Over time, the term came to be used in reference to all the units of color during segregation days. The earliest soldiers were commanded by white officers until around 1880, when black officers began to be added. One of those commanders, Henry O. Flipper, was the first African-American to graduate from West Point.
Six officers and 13 enlistees in these regiments were awarded Medals of Honor for their actions in the Indian Wars. The U.S. 10 th Calvary made the buffalo a prominent symbol on its service patch. These soldiers also served in the Spanish-American War.
There is a Buffalo Soldiers monument in Fort Leavenworth, Kansas.
World War I
In the beginning of America’s involvement in World War I, black U.S. soldiers were confined to service positions in the Army, prevented from joining the Marines and assigned to limited roles in the Navy and Coast Guard.
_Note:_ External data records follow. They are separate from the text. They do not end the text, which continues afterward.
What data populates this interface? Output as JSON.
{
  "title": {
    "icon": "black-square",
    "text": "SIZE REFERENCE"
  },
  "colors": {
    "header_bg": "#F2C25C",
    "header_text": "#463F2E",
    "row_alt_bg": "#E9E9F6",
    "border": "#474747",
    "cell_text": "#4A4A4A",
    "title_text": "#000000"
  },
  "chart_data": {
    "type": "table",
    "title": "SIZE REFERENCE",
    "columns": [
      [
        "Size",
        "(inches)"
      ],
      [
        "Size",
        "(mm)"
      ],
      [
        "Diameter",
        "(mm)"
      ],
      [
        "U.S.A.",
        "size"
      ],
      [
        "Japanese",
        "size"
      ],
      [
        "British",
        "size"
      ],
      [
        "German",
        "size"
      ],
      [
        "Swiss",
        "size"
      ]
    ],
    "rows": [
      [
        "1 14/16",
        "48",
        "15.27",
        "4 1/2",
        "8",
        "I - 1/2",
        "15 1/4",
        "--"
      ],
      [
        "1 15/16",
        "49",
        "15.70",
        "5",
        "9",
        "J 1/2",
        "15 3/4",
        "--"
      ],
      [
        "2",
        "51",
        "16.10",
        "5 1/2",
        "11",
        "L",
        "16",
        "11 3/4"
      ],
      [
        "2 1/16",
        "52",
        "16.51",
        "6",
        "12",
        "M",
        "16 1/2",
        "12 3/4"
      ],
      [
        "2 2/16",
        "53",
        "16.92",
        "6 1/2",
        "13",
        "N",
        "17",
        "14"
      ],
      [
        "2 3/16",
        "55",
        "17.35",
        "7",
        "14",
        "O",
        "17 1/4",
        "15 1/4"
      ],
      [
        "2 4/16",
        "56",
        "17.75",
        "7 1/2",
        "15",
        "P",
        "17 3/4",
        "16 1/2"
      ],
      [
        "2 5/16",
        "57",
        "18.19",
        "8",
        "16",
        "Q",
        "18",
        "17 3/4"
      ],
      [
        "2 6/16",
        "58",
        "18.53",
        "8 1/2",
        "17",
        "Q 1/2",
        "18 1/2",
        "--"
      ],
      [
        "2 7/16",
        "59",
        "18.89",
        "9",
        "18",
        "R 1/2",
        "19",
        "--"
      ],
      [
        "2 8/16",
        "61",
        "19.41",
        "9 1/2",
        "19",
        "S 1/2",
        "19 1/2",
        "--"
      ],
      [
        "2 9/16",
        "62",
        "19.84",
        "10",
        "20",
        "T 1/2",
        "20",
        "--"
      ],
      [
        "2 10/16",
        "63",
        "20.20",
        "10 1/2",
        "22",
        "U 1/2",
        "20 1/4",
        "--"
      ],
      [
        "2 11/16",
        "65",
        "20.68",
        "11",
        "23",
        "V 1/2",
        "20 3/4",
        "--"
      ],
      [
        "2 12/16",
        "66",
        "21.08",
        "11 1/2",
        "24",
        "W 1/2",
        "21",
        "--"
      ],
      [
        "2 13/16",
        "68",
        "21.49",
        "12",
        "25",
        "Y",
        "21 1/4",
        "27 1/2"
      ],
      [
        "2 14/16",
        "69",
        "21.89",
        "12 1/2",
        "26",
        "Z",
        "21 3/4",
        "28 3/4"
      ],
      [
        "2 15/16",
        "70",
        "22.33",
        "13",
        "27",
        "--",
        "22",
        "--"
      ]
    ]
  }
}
But by the end of the war, African-Americans were serving in the calvary, infantry and in various roles, including as intelligence officers, chaplains, surveyors, and in engineering, medical and artillery units. Black officers were introduced into the equation that year, as well, although training was often inadequate and undertaken with resentment.
Decisions over whether to integrate officer training stations were left to the individual camps and discrimination was common. The first black soldiers sent overseas in this war were assigned to service outfits responsible for unloading supplies, transportation of men and supplies, digging trenches, removing unexploded shells from battlefields, and burying soldiers killed in battle.
Eventually, the 92 nd and 93 rd Infantry divisions were formed the 93 rd was assigned to help France and was under French command.
From the first teams of African-American combat soldiers in WWI came Henry Johnson. The Army man was the first U.S. solider that France awarded the Croix de Guerre for heroism. In 1918, h e single-handedly fought off raiding German soldiers, killing several and suffering many wounds. He would not be recognized at home for his feats until years later.
In 1996, he was posthumously awarded the Purple Hearth, the Distinguished Service Cross and the Medal of Honor.
World War II and beyond
Nearly one mission African-American soldiers fought World War II a few decades later.
Initially not assigned to combat roles, mounting pressure led the government to establish all-black combat units as a test of whether soldiers of color were up to the task. From this initiative, the famed Tuskegee Airmen arose. The first black pilots to be trained in the U.S. Air Force, their fame and their record of success lives on today in vivid answer to that question.
Around 1950, President Harry S. Truman integrated the military on paper, but soliders were still kept segregated during the Korean War, which ended in 1952.
Vietnam was the first war in which soldiers were truly integrated. Since that time, soldiers of all colors have served in integrated units in every conflict, as united soldiers for the United States of America.
Today, there are local Buffalo Soldier chapters around the country devoted to community causes and the remembrance of the earliest African-American soldiers. There are two chapters in Jackson County.